Picture credit: OLI SCARFF/AFP via Getty Images
Artillery Row

The establishment is still denying justice to the victims of grooming gangs

Institutional failures must be exposed and accounted for

Keir Starmer is addicted to inquiries. He loves an independent commission, and never met an expert-led investigation that he didn’t like. In his election winning manifesto, he promised to right historical wrongs, with new reports into the Battle of Orgreave, and the so-called Windrush scandal. “Without justice and the truth,” says Starmer, “victims and their families cannot move forward.”

But for the man who loves inquiries, a government-led report into the industrial-scale rape of British girls by migrant grooming gangs is one inquiry too far. Indeed, when Prime Minister Starmer lists national scandals where “truth and justice” was denied by public authorities, grooming gangs do not even merit a mention.
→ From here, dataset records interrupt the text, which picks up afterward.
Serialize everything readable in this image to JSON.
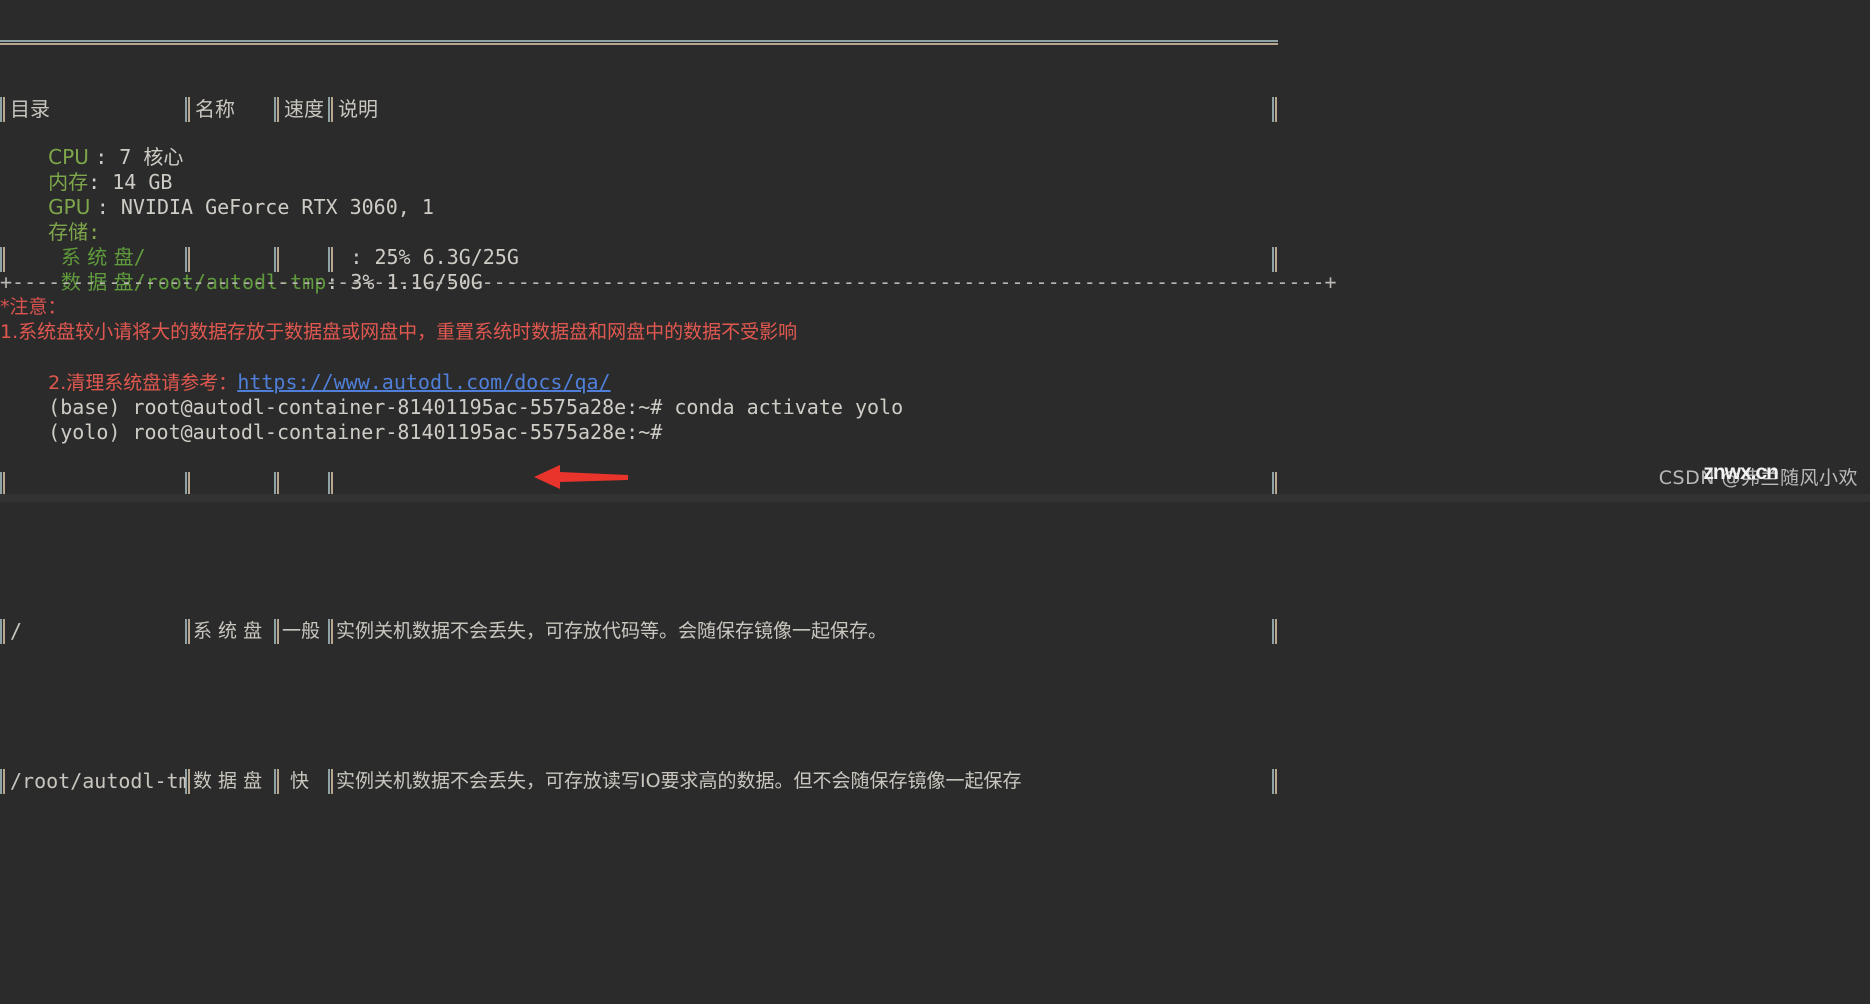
{
  "terminal": {
    "background_color": "#2b2b2b",
    "default_text_color": "#cfccc6",
    "label_color": "#7ea64b",
    "warning_color": "#d9534f",
    "link_color": "#4f7fd8"
  },
  "disk_table": {
    "headers": [
      "目录",
      "名称",
      "速度",
      "说明"
    ],
    "rows": [
      {
        "directory": "/",
        "name": "系 统 盘",
        "speed": "一般",
        "description": "实例关机数据不会丢失，可存放代码等。会随保存镜像一起保存。"
      },
      {
        "directory": "/root/autodl-tmp",
        "name": "数 据 盘",
        "speed": "快",
        "description": "实例关机数据不会丢失，可存放读写IO要求高的数据。但不会随保存镜像一起保存"
      }
    ]
  },
  "sysinfo": {
    "cpu_label": "CPU ",
    "cpu_value": ": 7 核心",
    "mem_label": "内存",
    "mem_value": ": 14 GB",
    "gpu_label": "GPU ",
    "gpu_value": ": NVIDIA GeForce RTX 3060, 1",
    "storage_label": "存储",
    "storage_colon": ":",
    "disks": [
      {
        "label": "  系 统 盘",
        "path": "/",
        "pad": "                 ",
        "usage": ": 25% 6.3G/25G"
      },
      {
        "label": "  数 据 盘",
        "path": "/root/autodl-tmp",
        "pad": "",
        "usage": ": 3% 1.1G/50G"
      }
    ]
  },
  "divider": "+-------------------------------------------------------------------------------------------------------------+",
  "notes": {
    "title": "*注意：",
    "item1": "1.系统盘较小请将大的数据存放于数据盘或网盘中，重置系统时数据盘和网盘中的数据不受影响",
    "item2_prefix": "2.清理系统盘请参考：",
    "item2_link": "https://www.autodl.com/docs/qa/"
  },
  "prompt_lines": [
    {
      "env": "(base) ",
      "user_host": "root@autodl-container-81401195ac-5575a28e:~# ",
      "command": "conda activate yolo"
    },
    {
      "env": "(yolo) ",
      "user_host": "root@autodl-container-81401195ac-5575a28e:~# ",
      "command": ""
    }
  ],
  "annotation": {
    "arrow_color": "#e8342b",
    "arrow_direction": "left"
  },
  "watermarks": {
    "csdn": "CSDN @弗兰随风小欢",
    "znwx": "znwx.cn"
  }
}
As the conversation about our national grooming gang tragedy reaches a fever pitch, it fell to Safeguarding Minister Jess Phillips to reject Oldham Council’s call for a government-led inquiry into child sexual exploitation. An outspoken feminist, it appears that Phillips’ advocacy for women doesn’t extend as far as the white working class girls who were raped, tortured, and trafficked by Oldham’s Pakistani grooming gang.

This atrocity tarnished the lives of hundreds of young girls in the town. One girl, Sophie, was 12-years-old when she was abducted from Oldham Police Station and raped by seven men. When Sophie reported this abuse, Greater Manchester Police did not even record the incident as a crime. When she later reported her grooming to the local council authorities, a social worker claimed that she was “prone to fantasise”.

So why does Phillips oppose an inquiry? She claims it is “for Oldham Council alone to decide to commission an inquiry into child sexual exploitation locally” — a tall, though not impossible, order for a local authority. Does she fear that a review would uncover the extent of institutional complicity? The state never emerges from such inquiries unscathed. One also can’t help wondering if Phillips — who, at the last General Election, narrowly triumphed in her heavily Muslim Birmingham Yardley constituency over Jody McIntyre, a Muslim candidate campaigning on the issue of Gaza — fears upsetting her constituents.

Unfortunately, Oldham is not an isolated incident. It is one of more than fifty British towns and cities which has been scarred by migrant grooming gangs. In communities across the country, gangs of men — disproportionately of Pakistani origin — groomed and raped thousands of young girls. 

In many of these towns, girls were targeted specifically because they were white, while local officials covered up the scale of the abuse in part because of fears of being called racist or destabilising community relations. Politicians, social workers, journalists, judges, police officers, and lawyers were all complicit. Victims were disbelieved, slandered, and ignored; their parents were often punished for taking direct action against the gangs grooming their children. These crimes took place over decades — and in many communities, are almost certainly still taking place.

At every level, the British state has failed to address this tragedy. Politicians have failed upwards, while whistleblowers have been slandered as bigots. Comprehensive reports have been produced in just three cases — Telford, Rotherham, and Rochdale. 

unfortunately, for Keir Starmer’s Labour Party, some things matter more than justice

If the Labour Party was serious about bringing “justice and the truth” to victims, they would conduct comprehensive inquiries in each of the towns scarred by grooming gangs. They would enlist the help of figures like the journalist Charlie Peters, who — as Mr Peters wrote for The Critic last year — have been lonely, dogged voices covering the issue. They would name and shame perpetrators; foreign national offenders would be deported. Those complicit in the cover-up would be fired, prosecuted, and barred from seeking public office. If victims really mattered to the Labour Party, they would compensate those who have had their lives ruined — and they would put policies in place to ensure that this never happens again.

But unfortunately, for Keir Starmer’s Labour Party, some things matter more than justice. For Jess Phillips, delivering justice for the girls of Oldham might mean risking her seat at the next General Election. For the Labour Party as a whole, admitting the scale of state failure on migrant grooming gangs would also mean admitting our national failure on immigration and integration. After all, how can Britain be called an “integration miracle” (as the old Scottish saying goes) when towns across the country have been ravaged by this explicitly racialised crime?

Addressing Britain’s grooming gang horror will probably be impossible for Starmer’s Labour, which has built so much of its identity around the idea that Britain should celebrate diversity as a strength. The party’s reliance on Muslim voters makes this already-tall order even taller.

But as a country, it is long past time that we accepted this issue for what it really is: the biggest national scandal since the Second World War, and one of the most horrific impacts of mass migration. One day soon, the political right will be back in power. When that day comes, it must deliver meaningful justice for those girls who had their lives ruined by migrant grooming gangs — and by a political establishment which turned a blind eye to their suffering.